Effects of Metformin on Postprandial Blood Pressure, Heart Rate, Gastric Emptying, GLP-1, and Prevalence of Postprandial Hypotension in Type 2 Diabetes: A Double-Blind Placebo-Controlled Crossover Study

Individuals with type 2 diabetes are at high risk of postprandial decrease in blood pressure (BP; i.e., a reduction in systolic BP of ≥20 mmHg, termed postprandial hypotension [PPH]), which increases the risk of falls and mortality. This study evaluated the effects of oral metformin on postprandial BP, heart rate (HR), glucagon-like peptide 1 (GLP-1), and gastric emptying (GE) in individuals with type 2 diabetes. We studied 16 patients (five women) before and after ingestion of a 75-g radiolabeled glucose drink, after both acute (30 min) and subacute (twice per day for 7 days) administration of metformin (850 mg) or placebo, according to a double-blind randomized crossover design. To quantify PPH events, 24-h ambulatory BP measurement after standardized meals (breakfast, lunch, and dinner) was used. The primary outcome was postprandial decrease in systolic BP. We found that acute administration of metformin did not affect BP, HR, plasma insulin, or GLP-1 levels but slowed GE (P < 0.001) and reduced glycemic response to oral glucose (P < 0.001). Subacute metformin increased HR (P = 0.029), slowed GE (P < 0.001), augmented plasma GLP-1 (P < 0.001) and reduced plasma glucose (P < 0.001) in response to oral glucose, without affecting plasma insulin.
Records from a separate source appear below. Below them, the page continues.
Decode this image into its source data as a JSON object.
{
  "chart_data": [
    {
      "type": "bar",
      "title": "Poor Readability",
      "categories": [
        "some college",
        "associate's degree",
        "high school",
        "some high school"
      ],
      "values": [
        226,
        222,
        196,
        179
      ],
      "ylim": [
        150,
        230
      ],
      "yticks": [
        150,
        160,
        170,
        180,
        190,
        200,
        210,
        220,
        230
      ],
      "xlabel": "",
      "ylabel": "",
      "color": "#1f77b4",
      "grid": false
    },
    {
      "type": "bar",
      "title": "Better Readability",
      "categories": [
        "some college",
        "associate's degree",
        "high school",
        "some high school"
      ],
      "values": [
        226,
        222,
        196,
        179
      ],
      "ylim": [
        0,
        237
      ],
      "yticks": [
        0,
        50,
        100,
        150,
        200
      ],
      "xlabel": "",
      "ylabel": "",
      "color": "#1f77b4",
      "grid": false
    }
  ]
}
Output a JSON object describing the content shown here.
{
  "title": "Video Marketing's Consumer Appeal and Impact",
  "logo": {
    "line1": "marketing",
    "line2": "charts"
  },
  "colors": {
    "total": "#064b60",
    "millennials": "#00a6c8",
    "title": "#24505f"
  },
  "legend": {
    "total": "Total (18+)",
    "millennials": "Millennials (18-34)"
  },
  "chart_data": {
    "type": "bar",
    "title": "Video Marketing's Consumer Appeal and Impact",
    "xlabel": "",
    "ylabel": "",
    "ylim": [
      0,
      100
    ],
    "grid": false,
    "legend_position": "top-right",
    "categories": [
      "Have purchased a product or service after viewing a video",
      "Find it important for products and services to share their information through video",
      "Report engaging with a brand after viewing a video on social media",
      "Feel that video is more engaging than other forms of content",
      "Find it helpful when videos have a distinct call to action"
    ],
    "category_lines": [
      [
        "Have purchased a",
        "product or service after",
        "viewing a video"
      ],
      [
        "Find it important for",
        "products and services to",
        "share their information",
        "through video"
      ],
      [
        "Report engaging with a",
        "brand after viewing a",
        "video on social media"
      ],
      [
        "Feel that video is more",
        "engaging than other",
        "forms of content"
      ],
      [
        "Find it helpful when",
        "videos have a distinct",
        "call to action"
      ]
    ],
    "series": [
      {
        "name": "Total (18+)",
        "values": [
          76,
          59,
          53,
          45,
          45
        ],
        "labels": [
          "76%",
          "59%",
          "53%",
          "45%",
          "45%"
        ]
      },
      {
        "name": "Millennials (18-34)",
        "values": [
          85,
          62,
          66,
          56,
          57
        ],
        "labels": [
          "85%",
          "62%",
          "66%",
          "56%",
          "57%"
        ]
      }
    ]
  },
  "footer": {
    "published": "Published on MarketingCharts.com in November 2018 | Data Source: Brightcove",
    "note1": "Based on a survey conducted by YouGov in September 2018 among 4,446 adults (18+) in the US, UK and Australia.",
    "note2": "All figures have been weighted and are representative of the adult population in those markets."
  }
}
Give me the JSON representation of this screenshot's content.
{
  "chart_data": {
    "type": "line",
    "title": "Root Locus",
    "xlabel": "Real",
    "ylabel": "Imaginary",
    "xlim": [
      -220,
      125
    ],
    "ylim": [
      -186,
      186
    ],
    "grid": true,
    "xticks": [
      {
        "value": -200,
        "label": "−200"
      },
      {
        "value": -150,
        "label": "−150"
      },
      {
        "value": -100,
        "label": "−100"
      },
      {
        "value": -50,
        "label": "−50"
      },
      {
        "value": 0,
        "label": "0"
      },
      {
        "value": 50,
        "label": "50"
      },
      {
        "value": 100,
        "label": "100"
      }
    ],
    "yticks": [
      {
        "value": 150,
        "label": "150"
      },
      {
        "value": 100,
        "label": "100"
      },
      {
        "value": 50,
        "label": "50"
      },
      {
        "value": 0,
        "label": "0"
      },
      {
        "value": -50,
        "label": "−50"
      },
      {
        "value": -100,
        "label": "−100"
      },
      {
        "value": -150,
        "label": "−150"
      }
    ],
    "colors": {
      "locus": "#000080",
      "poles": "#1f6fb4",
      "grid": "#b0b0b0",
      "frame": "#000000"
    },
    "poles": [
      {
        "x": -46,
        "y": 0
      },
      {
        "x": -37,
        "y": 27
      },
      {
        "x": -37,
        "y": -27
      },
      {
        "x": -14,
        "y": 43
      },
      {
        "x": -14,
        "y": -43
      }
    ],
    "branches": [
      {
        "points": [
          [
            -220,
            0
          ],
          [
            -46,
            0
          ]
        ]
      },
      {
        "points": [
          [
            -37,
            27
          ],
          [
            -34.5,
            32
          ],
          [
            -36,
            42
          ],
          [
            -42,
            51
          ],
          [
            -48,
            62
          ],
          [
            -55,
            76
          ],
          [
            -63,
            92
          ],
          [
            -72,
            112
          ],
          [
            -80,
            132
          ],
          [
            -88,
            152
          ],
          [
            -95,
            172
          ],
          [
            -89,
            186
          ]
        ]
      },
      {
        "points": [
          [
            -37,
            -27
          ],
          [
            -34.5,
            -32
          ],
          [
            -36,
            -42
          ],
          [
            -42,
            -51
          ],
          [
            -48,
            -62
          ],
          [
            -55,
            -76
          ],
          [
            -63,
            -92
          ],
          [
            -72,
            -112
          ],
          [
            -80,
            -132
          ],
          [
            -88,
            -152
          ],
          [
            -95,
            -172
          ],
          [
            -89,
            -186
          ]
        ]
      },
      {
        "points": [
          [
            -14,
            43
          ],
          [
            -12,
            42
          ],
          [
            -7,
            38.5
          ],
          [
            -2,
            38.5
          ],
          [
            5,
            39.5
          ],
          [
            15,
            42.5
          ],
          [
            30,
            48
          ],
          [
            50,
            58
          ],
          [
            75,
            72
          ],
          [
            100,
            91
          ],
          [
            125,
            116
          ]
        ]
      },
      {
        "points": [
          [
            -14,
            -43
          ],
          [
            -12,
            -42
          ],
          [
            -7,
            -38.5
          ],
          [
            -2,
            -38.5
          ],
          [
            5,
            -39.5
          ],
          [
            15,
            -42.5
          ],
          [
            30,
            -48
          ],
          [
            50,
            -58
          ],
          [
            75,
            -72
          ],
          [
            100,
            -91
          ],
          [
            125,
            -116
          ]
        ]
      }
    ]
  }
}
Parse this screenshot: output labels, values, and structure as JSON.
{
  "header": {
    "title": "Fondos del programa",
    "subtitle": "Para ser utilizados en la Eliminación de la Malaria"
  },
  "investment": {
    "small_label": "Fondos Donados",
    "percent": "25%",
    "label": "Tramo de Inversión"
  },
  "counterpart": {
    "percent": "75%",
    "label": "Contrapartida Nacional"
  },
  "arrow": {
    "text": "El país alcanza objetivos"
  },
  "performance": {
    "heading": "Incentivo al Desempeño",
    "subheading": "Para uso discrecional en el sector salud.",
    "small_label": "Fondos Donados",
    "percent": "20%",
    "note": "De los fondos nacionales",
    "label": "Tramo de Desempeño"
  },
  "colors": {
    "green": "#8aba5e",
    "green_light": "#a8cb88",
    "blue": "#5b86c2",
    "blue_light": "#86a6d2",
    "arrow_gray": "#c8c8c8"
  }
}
Moreover, subacute metformin reduced postprandial falls in systolic BP (P = 0.0002) and PPH events (P = 0.035) during ambulatory BP measurement. Preprandial BP was unaffected by metformin. To conclude, in type 2 diabetes, oral metformin attenuates the hypotensive response to meals, in association with stimulation of GLP-1 and slowing of GE, to reduce PPH.